Binding interface of the membrane-bound cytb₅-cytP450 complex. The complex is presented by opening the complex-like pages of a book with the interaction interface of cytb₅ and cytP450 facing the viewer. The space-filling model of cytb₅ (NMR structure) and cytP450 (PDB code 1SUO (41)) is presented highlighting the interfacial residues involved in protein-protein contacts in cluster I (A) and cluster II (B) complex structures.
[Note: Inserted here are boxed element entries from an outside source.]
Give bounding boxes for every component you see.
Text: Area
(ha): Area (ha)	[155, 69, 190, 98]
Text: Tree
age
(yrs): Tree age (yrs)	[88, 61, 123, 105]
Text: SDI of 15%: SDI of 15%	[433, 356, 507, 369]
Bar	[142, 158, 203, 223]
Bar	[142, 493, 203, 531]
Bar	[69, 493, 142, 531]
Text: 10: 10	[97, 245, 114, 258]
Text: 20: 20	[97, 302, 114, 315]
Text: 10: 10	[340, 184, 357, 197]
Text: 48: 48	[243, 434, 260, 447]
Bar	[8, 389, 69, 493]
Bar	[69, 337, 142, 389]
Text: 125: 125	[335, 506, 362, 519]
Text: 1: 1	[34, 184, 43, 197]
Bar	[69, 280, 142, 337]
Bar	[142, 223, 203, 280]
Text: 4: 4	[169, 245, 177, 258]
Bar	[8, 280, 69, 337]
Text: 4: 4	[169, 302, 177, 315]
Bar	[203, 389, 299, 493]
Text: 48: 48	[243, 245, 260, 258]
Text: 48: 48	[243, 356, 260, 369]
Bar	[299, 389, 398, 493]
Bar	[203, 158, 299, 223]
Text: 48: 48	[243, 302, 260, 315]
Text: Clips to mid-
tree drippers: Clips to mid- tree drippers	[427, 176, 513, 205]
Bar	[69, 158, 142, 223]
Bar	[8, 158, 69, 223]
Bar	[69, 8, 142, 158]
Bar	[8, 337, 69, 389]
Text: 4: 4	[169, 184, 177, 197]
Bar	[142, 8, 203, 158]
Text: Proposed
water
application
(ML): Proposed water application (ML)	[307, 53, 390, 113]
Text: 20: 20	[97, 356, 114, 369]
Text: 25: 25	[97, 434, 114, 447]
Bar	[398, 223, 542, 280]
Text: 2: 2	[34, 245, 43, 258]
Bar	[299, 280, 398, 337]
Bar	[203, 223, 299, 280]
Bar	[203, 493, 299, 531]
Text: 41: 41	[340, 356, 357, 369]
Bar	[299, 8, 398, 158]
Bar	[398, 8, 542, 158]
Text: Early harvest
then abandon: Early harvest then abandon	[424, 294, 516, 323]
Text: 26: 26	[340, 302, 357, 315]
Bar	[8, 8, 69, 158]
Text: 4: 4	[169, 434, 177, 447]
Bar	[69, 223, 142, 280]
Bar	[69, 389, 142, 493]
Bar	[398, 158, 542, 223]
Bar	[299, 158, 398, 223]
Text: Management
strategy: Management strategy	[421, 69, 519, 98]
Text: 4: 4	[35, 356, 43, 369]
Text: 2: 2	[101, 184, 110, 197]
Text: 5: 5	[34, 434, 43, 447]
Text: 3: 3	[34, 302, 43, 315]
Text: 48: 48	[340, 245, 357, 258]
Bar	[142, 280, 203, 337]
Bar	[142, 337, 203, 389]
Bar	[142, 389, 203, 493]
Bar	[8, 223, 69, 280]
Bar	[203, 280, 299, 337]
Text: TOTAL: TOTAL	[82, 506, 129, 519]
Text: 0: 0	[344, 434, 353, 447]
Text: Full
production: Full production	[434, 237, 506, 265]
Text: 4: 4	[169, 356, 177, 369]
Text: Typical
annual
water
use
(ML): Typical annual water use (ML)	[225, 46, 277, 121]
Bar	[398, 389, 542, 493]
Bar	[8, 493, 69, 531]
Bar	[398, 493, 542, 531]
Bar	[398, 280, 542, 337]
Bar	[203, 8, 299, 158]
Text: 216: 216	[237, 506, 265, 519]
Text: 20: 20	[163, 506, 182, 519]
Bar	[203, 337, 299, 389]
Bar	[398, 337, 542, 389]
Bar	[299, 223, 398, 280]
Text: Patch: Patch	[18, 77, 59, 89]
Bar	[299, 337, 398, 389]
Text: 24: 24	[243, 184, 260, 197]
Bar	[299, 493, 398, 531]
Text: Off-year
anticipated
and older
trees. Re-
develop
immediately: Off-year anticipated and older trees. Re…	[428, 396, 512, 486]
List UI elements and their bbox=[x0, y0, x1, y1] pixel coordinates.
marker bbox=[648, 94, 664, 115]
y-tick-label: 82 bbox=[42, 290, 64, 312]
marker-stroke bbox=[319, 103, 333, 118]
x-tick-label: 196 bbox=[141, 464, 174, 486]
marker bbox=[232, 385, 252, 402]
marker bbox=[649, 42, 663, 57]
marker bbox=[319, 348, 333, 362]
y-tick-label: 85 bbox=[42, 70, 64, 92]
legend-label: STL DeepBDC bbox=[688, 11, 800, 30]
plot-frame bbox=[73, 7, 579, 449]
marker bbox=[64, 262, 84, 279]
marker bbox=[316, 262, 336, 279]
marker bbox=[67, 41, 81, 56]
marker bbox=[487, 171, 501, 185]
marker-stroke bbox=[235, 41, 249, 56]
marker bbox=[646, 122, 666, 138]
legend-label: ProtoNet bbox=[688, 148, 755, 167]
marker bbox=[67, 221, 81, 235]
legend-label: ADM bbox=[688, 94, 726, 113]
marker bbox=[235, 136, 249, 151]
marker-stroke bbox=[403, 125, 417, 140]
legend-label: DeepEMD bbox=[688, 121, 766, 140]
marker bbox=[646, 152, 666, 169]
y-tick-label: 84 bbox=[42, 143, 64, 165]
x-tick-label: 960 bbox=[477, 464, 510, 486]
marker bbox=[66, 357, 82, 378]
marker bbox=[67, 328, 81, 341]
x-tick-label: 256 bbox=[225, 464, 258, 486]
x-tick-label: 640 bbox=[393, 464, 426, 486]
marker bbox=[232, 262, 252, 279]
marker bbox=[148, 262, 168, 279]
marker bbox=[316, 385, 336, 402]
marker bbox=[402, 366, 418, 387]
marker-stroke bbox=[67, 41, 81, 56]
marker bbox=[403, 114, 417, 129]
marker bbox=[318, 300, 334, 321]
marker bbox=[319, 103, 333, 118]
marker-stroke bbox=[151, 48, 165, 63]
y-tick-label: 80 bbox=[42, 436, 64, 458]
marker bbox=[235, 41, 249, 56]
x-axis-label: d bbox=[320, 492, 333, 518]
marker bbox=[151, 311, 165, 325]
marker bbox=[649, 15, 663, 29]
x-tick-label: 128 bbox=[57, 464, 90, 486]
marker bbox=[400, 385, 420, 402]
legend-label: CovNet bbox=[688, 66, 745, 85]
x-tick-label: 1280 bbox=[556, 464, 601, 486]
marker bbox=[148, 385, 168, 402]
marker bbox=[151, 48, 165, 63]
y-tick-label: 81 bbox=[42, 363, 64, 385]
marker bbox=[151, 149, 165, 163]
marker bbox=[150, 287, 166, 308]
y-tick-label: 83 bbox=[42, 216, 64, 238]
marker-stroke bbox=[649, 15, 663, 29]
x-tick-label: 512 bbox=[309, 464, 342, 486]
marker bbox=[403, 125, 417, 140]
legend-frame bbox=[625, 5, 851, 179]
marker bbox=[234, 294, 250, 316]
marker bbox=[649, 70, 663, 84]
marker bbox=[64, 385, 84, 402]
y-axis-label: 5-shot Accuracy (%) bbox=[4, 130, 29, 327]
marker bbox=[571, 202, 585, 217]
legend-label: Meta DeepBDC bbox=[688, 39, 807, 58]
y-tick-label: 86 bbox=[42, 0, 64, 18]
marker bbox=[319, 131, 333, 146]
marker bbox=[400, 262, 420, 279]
Residues on cytb₅ that are in contact with residues on cytP450 are denoted with matching letters in parentheses. For example, Asp-65 (orange) on cytb₅ is H-bonding to Arg-122 (blue) on cytP450 in A. Arg-125 highlighted in blue is H-bonded to the heme-d-propionate in B. An important point to note is that the residues on cytb₅ and cytP450, which form the interaction interface, are largely the same between the two clusters and are mostly present on the lower edge (residues on α4 and α5 helix) of the soluble domain surrounding the heme. The residues in the interface are in excellent agreement with our NMR data and site-directed mutagenesis presented here (Tables 3 and 4), as well as elsewhere (15).